Friday, September 04, 2015

Tavo 5631 Second Ma'amar

In the third year of the shmitta cycle we are required to perform the mitzvah of bi’ur ma’asros.  We fulfill this mitzvah by distributing all tithes separated but not yet distributed.  An integral component of this mitzvah is to declare, according to a formula prescribed in the Torah, that the mitzvah was done properly.  The formula starts with this sentence, “בִּעַרְתִּי הַקֹּדֶשׁ מִן-הַבַּיִת וְגַם נְתַתִּיו לַלֵּוִי וְלַגֵּר לַיָּתוֹם וְלָאַלְמָנָה כְּכָל-מִצְוָתְךָ אֲשֶׁר צִוִּיתָנִי לֹא-עָבַרְתִּי מִמִּצְוֹתֶיךָ וְלֹא שָׁכָחְתִּי/I have rid the house of the holy (portion) and have also given to the Levite, to the [resident] alien, to the orphan and to the widow according to Your entire commandment that You have commanded me.  I did not transgress Your commandments nor did I forget.” (Devarim 26:13)  Chazal teach us that each part of this sentence is referring to a different aspect of the laws of tithing.[1]  The final clause, “nor did I forget,” is referring to the blessing that we are required to make before tithing.  This declaration is called viduy ma’asros/confession of tithes.
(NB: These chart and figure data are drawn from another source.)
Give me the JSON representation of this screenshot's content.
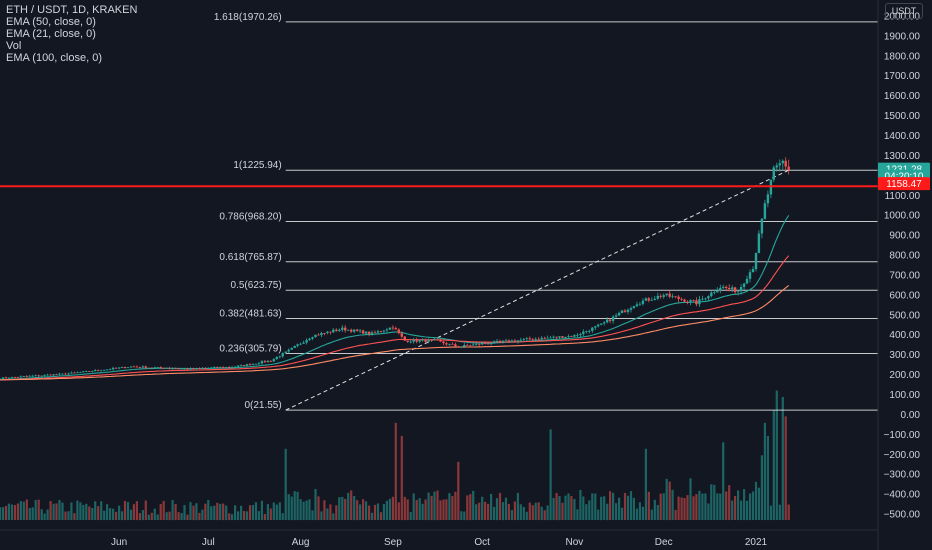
{
  "legend": {
    "title": "ETH / USDT, 1D, KRAKEN",
    "indicators": [
      "EMA (50, close, 0)",
      "EMA (21, close, 0)",
      "Vol",
      "EMA (100, close, 0)"
    ]
  },
  "currency_button": "USDT",
  "colors": {
    "background": "#131722",
    "text": "#d1d4dc",
    "bull": "#26a69a",
    "bear": "#ef5350",
    "ema21": "#26a69a",
    "ema50": "#ff5252",
    "ema100": "#ff8a65",
    "resistance": "#ff1a1a",
    "fib": "#e8e8e8"
  },
  "chart_data": {
    "type": "candlestick",
    "y_ticks": [
      "2000.00",
      "1900.00",
      "1800.00",
      "1700.00",
      "1600.00",
      "1500.00",
      "1400.00",
      "1300.00",
      "1200.00",
      "1100.00",
      "1000.00",
      "900.00",
      "800.00",
      "700.00",
      "600.00",
      "500.00",
      "400.00",
      "300.00",
      "200.00",
      "100.00",
      "0.00",
      "−100.00",
      "−200.00",
      "−300.00",
      "−400.00",
      "−500.00"
    ],
    "y_tick_values": [
      2000,
      1900,
      1800,
      1700,
      1600,
      1500,
      1400,
      1300,
      1200,
      1100,
      1000,
      900,
      800,
      700,
      600,
      500,
      400,
      300,
      200,
      100,
      0,
      -100,
      -200,
      -300,
      -400,
      -500
    ],
    "ylim": [
      -580,
      2080
    ],
    "x_ticks": [
      "Jun",
      "Jul",
      "Aug",
      "Sep",
      "Oct",
      "Nov",
      "Dec",
      "2021"
    ],
    "x_tick_dates": [
      "2020-06-01",
      "2020-07-01",
      "2020-08-01",
      "2020-09-01",
      "2020-10-01",
      "2020-11-01",
      "2020-12-01",
      "2021-01-01"
    ],
    "x_range": [
      "2020-04-22",
      "2021-02-11"
    ],
    "fib_levels": [
      {
        "label": "1.618(1970.26)",
        "value": 1970.26
      },
      {
        "label": "1(1225.94)",
        "value": 1225.94
      },
      {
        "label": "0.786(968.20)",
        "value": 968.2
      },
      {
        "label": "0.618(765.87)",
        "value": 765.87
      },
      {
        "label": "0.5(623.75)",
        "value": 623.75
      },
      {
        "label": "0.382(481.63)",
        "value": 481.63
      },
      {
        "label": "0.236(305.79)",
        "value": 305.79
      },
      {
        "label": "0(21.55)",
        "value": 21.55
      }
    ],
    "resistance_level": 1145,
    "trend_line": {
      "from": [
        "2020-07-27",
        21.55
      ],
      "to": [
        "2021-01-12",
        1225.94
      ]
    },
    "price_labels": [
      {
        "text": "1231.28",
        "value": 1231.28,
        "color": "#26a69a"
      },
      {
        "text": "04:20:10",
        "value": 1196,
        "color": "#26a69a"
      },
      {
        "text": "1158.47",
        "value": 1158.47,
        "color": "#ff1a1a"
      }
    ],
    "price_anchors": [
      [
        "2020-04-22",
        182
      ],
      [
        "2020-05-15",
        205
      ],
      [
        "2020-06-05",
        240
      ],
      [
        "2020-06-25",
        228
      ],
      [
        "2020-07-10",
        240
      ],
      [
        "2020-07-22",
        270
      ],
      [
        "2020-07-28",
        320
      ],
      [
        "2020-08-05",
        395
      ],
      [
        "2020-08-15",
        430
      ],
      [
        "2020-08-25",
        405
      ],
      [
        "2020-09-01",
        440
      ],
      [
        "2020-09-05",
        370
      ],
      [
        "2020-09-15",
        370
      ],
      [
        "2020-09-23",
        340
      ],
      [
        "2020-10-01",
        355
      ],
      [
        "2020-10-15",
        375
      ],
      [
        "2020-11-01",
        395
      ],
      [
        "2020-11-10",
        450
      ],
      [
        "2020-11-22",
        560
      ],
      [
        "2020-12-01",
        600
      ],
      [
        "2020-12-12",
        560
      ],
      [
        "2020-12-20",
        640
      ],
      [
        "2020-12-26",
        620
      ],
      [
        "2020-12-31",
        740
      ],
      [
        "2021-01-04",
        1050
      ],
      [
        "2021-01-07",
        1220
      ],
      [
        "2021-01-10",
        1270
      ],
      [
        "2021-01-12",
        1231
      ]
    ],
    "volume_spikes": [
      [
        "2020-07-27",
        0.55
      ],
      [
        "2020-09-02",
        0.75
      ],
      [
        "2020-09-04",
        0.65
      ],
      [
        "2020-09-23",
        0.45
      ],
      [
        "2020-10-24",
        0.7
      ],
      [
        "2020-11-25",
        0.55
      ],
      [
        "2020-12-21",
        0.6
      ],
      [
        "2021-01-03",
        0.5
      ],
      [
        "2021-01-04",
        0.75
      ],
      [
        "2021-01-05",
        0.65
      ],
      [
        "2021-01-07",
        0.85
      ],
      [
        "2021-01-08",
        1.0
      ],
      [
        "2021-01-10",
        0.95
      ],
      [
        "2021-01-11",
        0.8
      ]
    ],
    "ema_series": [
      {
        "name": "EMA (21, close, 0)",
        "period": 21,
        "color": "#26a69a"
      },
      {
        "name": "EMA (50, close, 0)",
        "period": 50,
        "color": "#ff5252"
      },
      {
        "name": "EMA (100, close, 0)",
        "period": 100,
        "color": "#ff8a65"
      }
    ],
    "volume_floor": -530,
    "volume_peak": 120
  }
}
Viduy ma’asros is a review of a person’s performance of the mitzvah of tithing.  This is why the declaration includes the different aspects of the mitzvah and how they were performed properly, according to halachah as prescribed in the Torah and by Chazal.  Why, though, is the blessing on the mitzvah included?  The blessing we recite before performing a mitzvah is not a part of the mitzvah.  A mitzvah performed is valid even if no blessing preceded it.

The Chiddushei HaRim addresses this question.  The answer is tied to the concept of saying blessings on mitzvos before fulfilling the mitzvah rather than afterwards.  Chazal[2] use uncommon language to state that the blessing for a mitzvah must precede the mitzvah.  Chazal call it, “עוֹבֵר לַעֲשִׂיָיתָן/Oveir l’asiyasan.”  The word oveir is translated as “pass”.[3]  The word connotes the past.  In grammar it is used to describe the past tense.  Chazal therefore ask, “How do we know that this word in our context of saying blessings means specifically to say the blessing before performing the mitzvah?”  Chazal answer that to pass someone means to go before him.[4] In this sense, the word oveir/pass implies saying the blessing before doing the mitzvah.
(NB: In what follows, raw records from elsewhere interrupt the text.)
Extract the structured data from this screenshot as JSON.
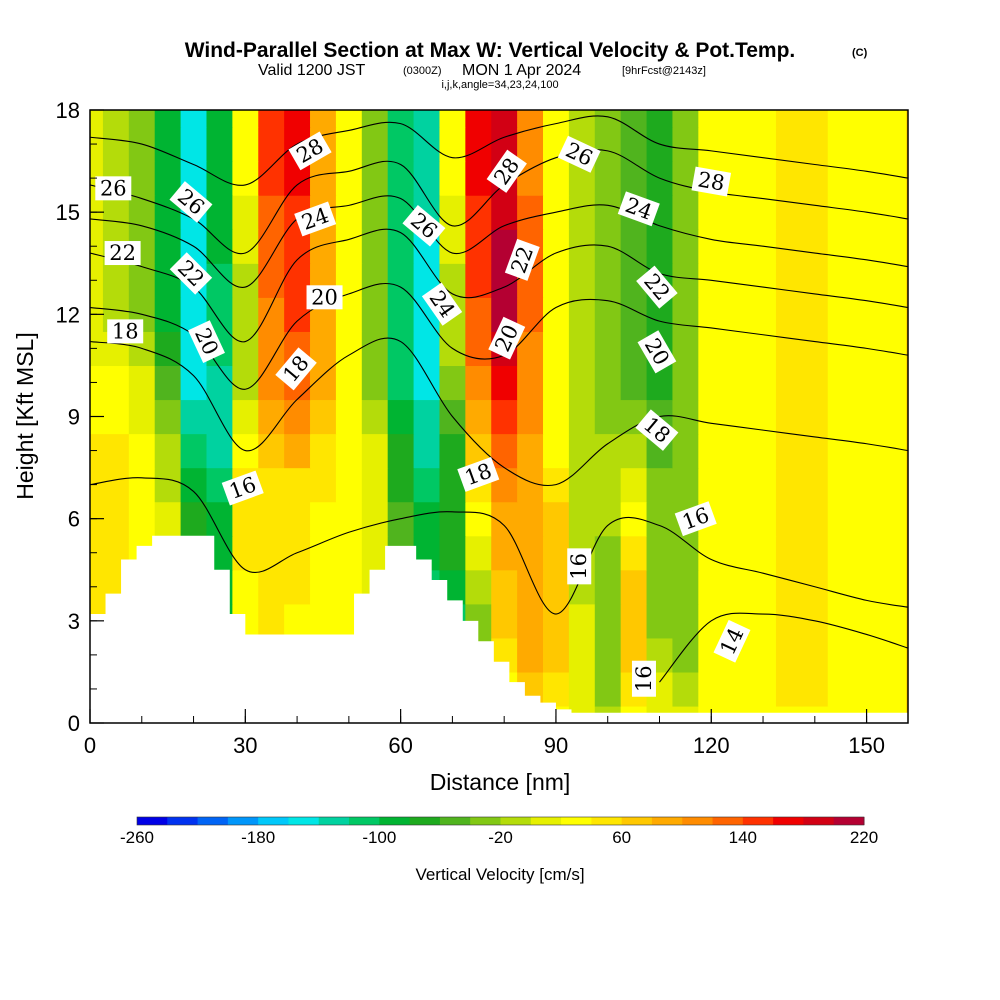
{
  "title": {
    "main": "Wind-Parallel Section at Max W: Vertical Velocity & Pot.Temp.",
    "copyright": "(C)",
    "valid_prefix": "Valid 1200 JST",
    "valid_zulu": "(0300Z)",
    "valid_date": "MON 1 Apr 2024",
    "forecast": "[9hrFcst@2143z]",
    "indices": "i,j,k,angle=34,23,24,100"
  },
  "chart_data": {
    "type": "heatmap",
    "xlabel": "Distance [nm]",
    "ylabel": "Height [Kft MSL]",
    "xlim": [
      0,
      158
    ],
    "ylim": [
      0,
      18
    ],
    "x_ticks": [
      0,
      30,
      60,
      90,
      120,
      150
    ],
    "y_ticks": [
      0,
      3,
      6,
      9,
      12,
      15,
      18
    ],
    "x_minor_step": 10,
    "y_minor_step": 1,
    "colorbar": {
      "title": "Vertical Velocity [cm/s]",
      "min": -260,
      "max": 220,
      "step": 20,
      "tick_labels": [
        -260,
        -180,
        -100,
        -20,
        60,
        140,
        220
      ],
      "colors": [
        "#0000e6",
        "#0032f0",
        "#0064f5",
        "#0096fa",
        "#00c8fa",
        "#00e6e6",
        "#00d2a0",
        "#00c864",
        "#00b432",
        "#1eaa1e",
        "#50b41e",
        "#82c814",
        "#b4dc0a",
        "#e6f000",
        "#ffff00",
        "#ffe600",
        "#ffc800",
        "#ffaa00",
        "#ff8c00",
        "#ff6400",
        "#ff3200",
        "#f00000",
        "#d20014",
        "#b40032",
        "#8c0064",
        "#6e0082",
        "#500096"
      ]
    },
    "vertical_velocity_cells": {
      "x": [
        0,
        5,
        10,
        15,
        20,
        25,
        30,
        35,
        40,
        45,
        50,
        55,
        60,
        65,
        70,
        75,
        80,
        85,
        90,
        95,
        100,
        105,
        110,
        115,
        120,
        125,
        130,
        135,
        140,
        145,
        150,
        155
      ],
      "y": [
        0,
        1,
        2,
        3,
        4,
        5,
        6,
        7,
        8,
        9,
        10,
        11,
        12,
        13,
        14,
        15,
        16,
        17,
        18
      ],
      "w": [
        [
          10,
          10,
          10,
          10,
          10,
          10,
          10,
          10,
          10,
          10,
          10,
          10,
          10,
          10,
          10,
          -20,
          10,
          40,
          20,
          0,
          -20,
          20,
          10,
          10,
          20,
          20,
          20,
          30,
          30,
          30,
          20,
          20
        ],
        [
          30,
          30,
          30,
          20,
          0,
          -40,
          10,
          20,
          20,
          30,
          20,
          10,
          -20,
          -60,
          -80,
          -20,
          20,
          60,
          40,
          0,
          -40,
          40,
          0,
          -20,
          20,
          30,
          30,
          40,
          40,
          30,
          30,
          20
        ],
        [
          30,
          30,
          30,
          20,
          -40,
          -80,
          20,
          40,
          20,
          30,
          20,
          0,
          -40,
          -100,
          -120,
          -40,
          40,
          80,
          60,
          0,
          -40,
          60,
          -20,
          -40,
          20,
          30,
          30,
          40,
          40,
          30,
          30,
          20
        ],
        [
          40,
          40,
          30,
          10,
          -60,
          -100,
          20,
          40,
          30,
          30,
          20,
          0,
          -60,
          -120,
          -120,
          -40,
          60,
          80,
          60,
          0,
          -40,
          60,
          -40,
          -40,
          20,
          30,
          30,
          40,
          40,
          30,
          30,
          20
        ],
        [
          40,
          40,
          30,
          0,
          -80,
          -100,
          30,
          40,
          40,
          30,
          20,
          0,
          -60,
          -120,
          -100,
          -20,
          60,
          80,
          60,
          -20,
          -40,
          60,
          -40,
          -40,
          20,
          30,
          30,
          40,
          40,
          30,
          30,
          20
        ],
        [
          40,
          40,
          30,
          0,
          -80,
          -100,
          40,
          40,
          40,
          30,
          20,
          0,
          -60,
          -100,
          -80,
          0,
          80,
          80,
          60,
          -20,
          -40,
          40,
          -40,
          -40,
          20,
          30,
          30,
          40,
          40,
          30,
          30,
          20
        ],
        [
          40,
          40,
          30,
          0,
          -80,
          -100,
          40,
          40,
          40,
          30,
          20,
          0,
          -60,
          -100,
          -80,
          20,
          80,
          80,
          60,
          -20,
          -20,
          20,
          -40,
          -40,
          20,
          30,
          30,
          40,
          40,
          30,
          30,
          20
        ],
        [
          40,
          40,
          30,
          -10,
          -100,
          -120,
          40,
          40,
          50,
          40,
          20,
          0,
          -80,
          -120,
          -80,
          40,
          100,
          80,
          40,
          -20,
          -20,
          0,
          -40,
          -40,
          20,
          30,
          30,
          40,
          40,
          30,
          30,
          20
        ],
        [
          40,
          40,
          30,
          -20,
          -120,
          -140,
          20,
          60,
          80,
          50,
          20,
          0,
          -80,
          -140,
          -80,
          60,
          120,
          80,
          20,
          -20,
          -20,
          -20,
          -60,
          -40,
          20,
          30,
          30,
          40,
          40,
          30,
          30,
          20
        ],
        [
          30,
          30,
          10,
          -40,
          -140,
          -140,
          0,
          80,
          100,
          60,
          20,
          -20,
          -100,
          -140,
          -60,
          80,
          140,
          100,
          20,
          -20,
          -40,
          -40,
          -60,
          -40,
          20,
          30,
          30,
          40,
          40,
          30,
          30,
          20
        ],
        [
          20,
          20,
          0,
          -60,
          -160,
          -140,
          -20,
          100,
          120,
          80,
          20,
          -40,
          -120,
          -160,
          -40,
          100,
          160,
          100,
          20,
          -20,
          -40,
          -60,
          -80,
          -40,
          20,
          30,
          30,
          40,
          40,
          30,
          30,
          20
        ],
        [
          10,
          0,
          -20,
          -80,
          -160,
          -120,
          -20,
          100,
          120,
          80,
          20,
          -40,
          -120,
          -160,
          -20,
          120,
          180,
          100,
          20,
          -20,
          -40,
          -60,
          -80,
          -40,
          20,
          30,
          30,
          40,
          50,
          30,
          30,
          20
        ],
        [
          0,
          -20,
          -40,
          -100,
          -160,
          -120,
          -20,
          100,
          140,
          80,
          20,
          -40,
          -120,
          -160,
          -20,
          120,
          200,
          120,
          20,
          -20,
          -40,
          -60,
          -80,
          -40,
          20,
          30,
          30,
          40,
          50,
          30,
          30,
          20
        ],
        [
          0,
          -20,
          -40,
          -100,
          -160,
          -120,
          -20,
          120,
          140,
          80,
          20,
          -40,
          -120,
          -160,
          -20,
          140,
          200,
          120,
          20,
          -20,
          -40,
          -60,
          -80,
          -40,
          20,
          30,
          30,
          40,
          40,
          30,
          30,
          20
        ],
        [
          0,
          -20,
          -40,
          -100,
          -160,
          -100,
          0,
          120,
          140,
          80,
          20,
          -40,
          -120,
          -160,
          0,
          140,
          200,
          120,
          20,
          -20,
          -40,
          -60,
          -80,
          -40,
          20,
          30,
          30,
          40,
          40,
          30,
          30,
          20
        ],
        [
          0,
          -20,
          -40,
          -100,
          -160,
          -100,
          0,
          120,
          140,
          80,
          20,
          -40,
          -120,
          -140,
          0,
          140,
          180,
          120,
          20,
          -20,
          -40,
          -60,
          -80,
          -40,
          20,
          30,
          30,
          40,
          40,
          30,
          30,
          20
        ],
        [
          0,
          -20,
          -40,
          -100,
          -160,
          -100,
          20,
          140,
          160,
          80,
          20,
          -40,
          -120,
          -140,
          20,
          160,
          180,
          100,
          20,
          -20,
          -40,
          -60,
          -80,
          -40,
          20,
          30,
          30,
          40,
          40,
          30,
          30,
          20
        ],
        [
          0,
          -20,
          -40,
          -100,
          -160,
          -100,
          20,
          140,
          160,
          80,
          20,
          -40,
          -120,
          -140,
          20,
          160,
          180,
          100,
          20,
          -20,
          -40,
          -60,
          -80,
          -40,
          20,
          30,
          30,
          40,
          40,
          30,
          30,
          20
        ],
        [
          0,
          -20,
          -40,
          -100,
          -160,
          -100,
          20,
          140,
          160,
          80,
          20,
          -40,
          -120,
          -140,
          20,
          160,
          180,
          100,
          20,
          -20,
          -40,
          -60,
          -80,
          -40,
          20,
          30,
          30,
          40,
          40,
          30,
          30,
          20
        ]
      ]
    },
    "terrain": {
      "x": [
        0,
        3,
        6,
        9,
        12,
        15,
        18,
        21,
        24,
        27,
        30,
        33,
        36,
        39,
        42,
        45,
        48,
        51,
        54,
        57,
        60,
        63,
        66,
        69,
        72,
        75,
        78,
        81,
        84,
        87,
        90,
        93,
        96,
        99,
        102,
        105,
        108,
        111,
        114,
        117,
        120,
        123,
        126,
        129,
        132,
        135,
        138,
        141,
        144,
        147,
        150,
        153,
        156,
        158
      ],
      "height": [
        3.2,
        3.8,
        4.8,
        5.2,
        5.5,
        5.5,
        5.5,
        5.5,
        4.5,
        3.2,
        2.6,
        2.6,
        2.6,
        2.6,
        2.6,
        2.6,
        2.6,
        3.8,
        4.5,
        5.2,
        5.2,
        4.8,
        4.2,
        3.6,
        3.0,
        2.4,
        1.8,
        1.2,
        0.8,
        0.6,
        0.4,
        0.3,
        0.3,
        0.3,
        0.3,
        0.3,
        0.3,
        0.3,
        0.3,
        0.3,
        0.3,
        0.3,
        0.3,
        0.3,
        0.3,
        0.3,
        0.3,
        0.3,
        0.3,
        0.3,
        0.3,
        0.3,
        0.3,
        0.3
      ]
    },
    "potential_temperature": {
      "x": [
        0,
        10,
        20,
        30,
        40,
        50,
        60,
        70,
        80,
        90,
        100,
        110,
        120,
        130,
        140,
        150,
        158
      ],
      "levels": [
        {
          "theta": 14,
          "y": [
            null,
            null,
            null,
            null,
            null,
            null,
            null,
            null,
            null,
            null,
            null,
            1.2,
            3.0,
            3.2,
            3.0,
            2.6,
            2.2
          ]
        },
        {
          "theta": 16,
          "y": [
            7.0,
            7.2,
            6.8,
            4.5,
            5.0,
            5.6,
            6.0,
            6.2,
            5.8,
            3.2,
            5.8,
            5.8,
            4.8,
            4.4,
            4.0,
            3.6,
            3.4
          ]
        },
        {
          "theta": 18,
          "y": [
            11.2,
            11.0,
            10.2,
            8.0,
            9.5,
            10.8,
            11.2,
            9.0,
            7.5,
            7.0,
            8.2,
            9.0,
            8.8,
            8.6,
            8.4,
            8.2,
            8.0
          ]
        },
        {
          "theta": 20,
          "y": [
            12.2,
            12.0,
            11.4,
            9.8,
            11.8,
            12.6,
            12.8,
            11.0,
            10.8,
            12.2,
            12.4,
            11.8,
            11.6,
            11.4,
            11.2,
            11.0,
            10.8
          ]
        },
        {
          "theta": 22,
          "y": [
            13.8,
            13.4,
            12.8,
            11.2,
            13.6,
            14.2,
            14.4,
            12.6,
            12.8,
            13.8,
            14.0,
            13.2,
            13.0,
            12.8,
            12.6,
            12.4,
            12.2
          ]
        },
        {
          "theta": 24,
          "y": [
            14.8,
            14.6,
            14.0,
            12.8,
            14.8,
            15.2,
            15.4,
            13.8,
            14.6,
            15.0,
            15.2,
            14.6,
            14.2,
            14.0,
            13.8,
            13.6,
            13.4
          ]
        },
        {
          "theta": 26,
          "y": [
            15.8,
            15.4,
            14.8,
            13.8,
            15.8,
            16.2,
            16.4,
            14.6,
            15.8,
            16.6,
            16.8,
            16.0,
            15.6,
            15.4,
            15.2,
            15.0,
            14.8
          ]
        },
        {
          "theta": 28,
          "y": [
            17.2,
            17.0,
            16.4,
            15.8,
            17.0,
            17.4,
            17.6,
            16.6,
            17.2,
            17.6,
            17.8,
            17.0,
            16.8,
            16.6,
            16.4,
            16.2,
            16.0
          ]
        }
      ],
      "labels": [
        {
          "text": "26",
          "x": 4.5,
          "y": 15.7,
          "rot": 0
        },
        {
          "text": "22",
          "x": 6.3,
          "y": 13.8,
          "rot": 0
        },
        {
          "text": "18",
          "x": 6.8,
          "y": 11.5,
          "rot": 0
        },
        {
          "text": "26",
          "x": 19.5,
          "y": 15.3,
          "rot": 40
        },
        {
          "text": "22",
          "x": 19.5,
          "y": 13.2,
          "rot": 45
        },
        {
          "text": "20",
          "x": 22.5,
          "y": 11.2,
          "rot": 65
        },
        {
          "text": "16",
          "x": 29.5,
          "y": 6.9,
          "rot": -20
        },
        {
          "text": "18",
          "x": 39.8,
          "y": 10.4,
          "rot": -50
        },
        {
          "text": "20",
          "x": 45.3,
          "y": 12.5,
          "rot": 0
        },
        {
          "text": "24",
          "x": 43.5,
          "y": 14.8,
          "rot": -20
        },
        {
          "text": "28",
          "x": 42.5,
          "y": 16.8,
          "rot": -30
        },
        {
          "text": "26",
          "x": 64.5,
          "y": 14.6,
          "rot": 40
        },
        {
          "text": "24",
          "x": 68.0,
          "y": 12.3,
          "rot": 55
        },
        {
          "text": "18",
          "x": 75.0,
          "y": 7.3,
          "rot": -20
        },
        {
          "text": "20",
          "x": 80.5,
          "y": 11.3,
          "rot": -65
        },
        {
          "text": "22",
          "x": 83.5,
          "y": 13.6,
          "rot": -70
        },
        {
          "text": "28",
          "x": 80.5,
          "y": 16.2,
          "rot": -55
        },
        {
          "text": "26",
          "x": 94.5,
          "y": 16.7,
          "rot": 25
        },
        {
          "text": "24",
          "x": 106.0,
          "y": 15.1,
          "rot": 20
        },
        {
          "text": "22",
          "x": 109.5,
          "y": 12.8,
          "rot": 50
        },
        {
          "text": "20",
          "x": 109.5,
          "y": 10.9,
          "rot": 60
        },
        {
          "text": "18",
          "x": 109.5,
          "y": 8.6,
          "rot": 40
        },
        {
          "text": "16",
          "x": 117.0,
          "y": 6.0,
          "rot": -20
        },
        {
          "text": "28",
          "x": 120.0,
          "y": 15.9,
          "rot": 10
        },
        {
          "text": "16",
          "x": 94.5,
          "y": 4.6,
          "rot": -90
        },
        {
          "text": "16",
          "x": 107.0,
          "y": 1.3,
          "rot": -90
        },
        {
          "text": "14",
          "x": 124.0,
          "y": 2.4,
          "rot": -65
        }
      ]
    }
  }
}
Why, though, does the Talmud use language which is subject to confusion?  Would it not be better to state clearly that we are required to make a blessing before fulfilling the mitzvah?  The Chiddushei HaRim asks this question and answers that Chazal specifically used language that could, at first glance, connote “after.”  The reason is that there is a certain logic to reciting the blessing following the mitzvah rather than before it.  After performing a mitzvah, the blessing would serve as a “thank you” to God for giving us the opportunity to fulfill it and for helping us to merit it.  Why then do we, in fact, say the blessing beforehand?  The Chiddushei HaRim explains that it is the way of Jews to express gratitude to God specifically before everything.  This is because we tend to remember Him.  He is on our minds. 

Saying blessings before doing the mitzvos, then, is an indication of a fundamental aspect of our relationship with God.  This is why Chazal include not forgetting to recite the blessing in viduy ma’asros.  Although not an integral part of the mitzvah of tithing per se, it indicates an integral part of our relationship with God.  We are declaring, "We did not forget You, God, therefore we said the blessing and expressed gratitude to You for the mitzvah even before we did it.  We are grateful for the opportunity and the wherewithal.  And, most importantly, we remember You."

[1]Ma’aseir Sheini 5:11
[2]Pesachim 7b
[3]as in, Reuven’s car passes Shimon.
[4] When Reuven’s car passes Shimon, Reuven is now in front of Shimon.  Reuven is before Shimon.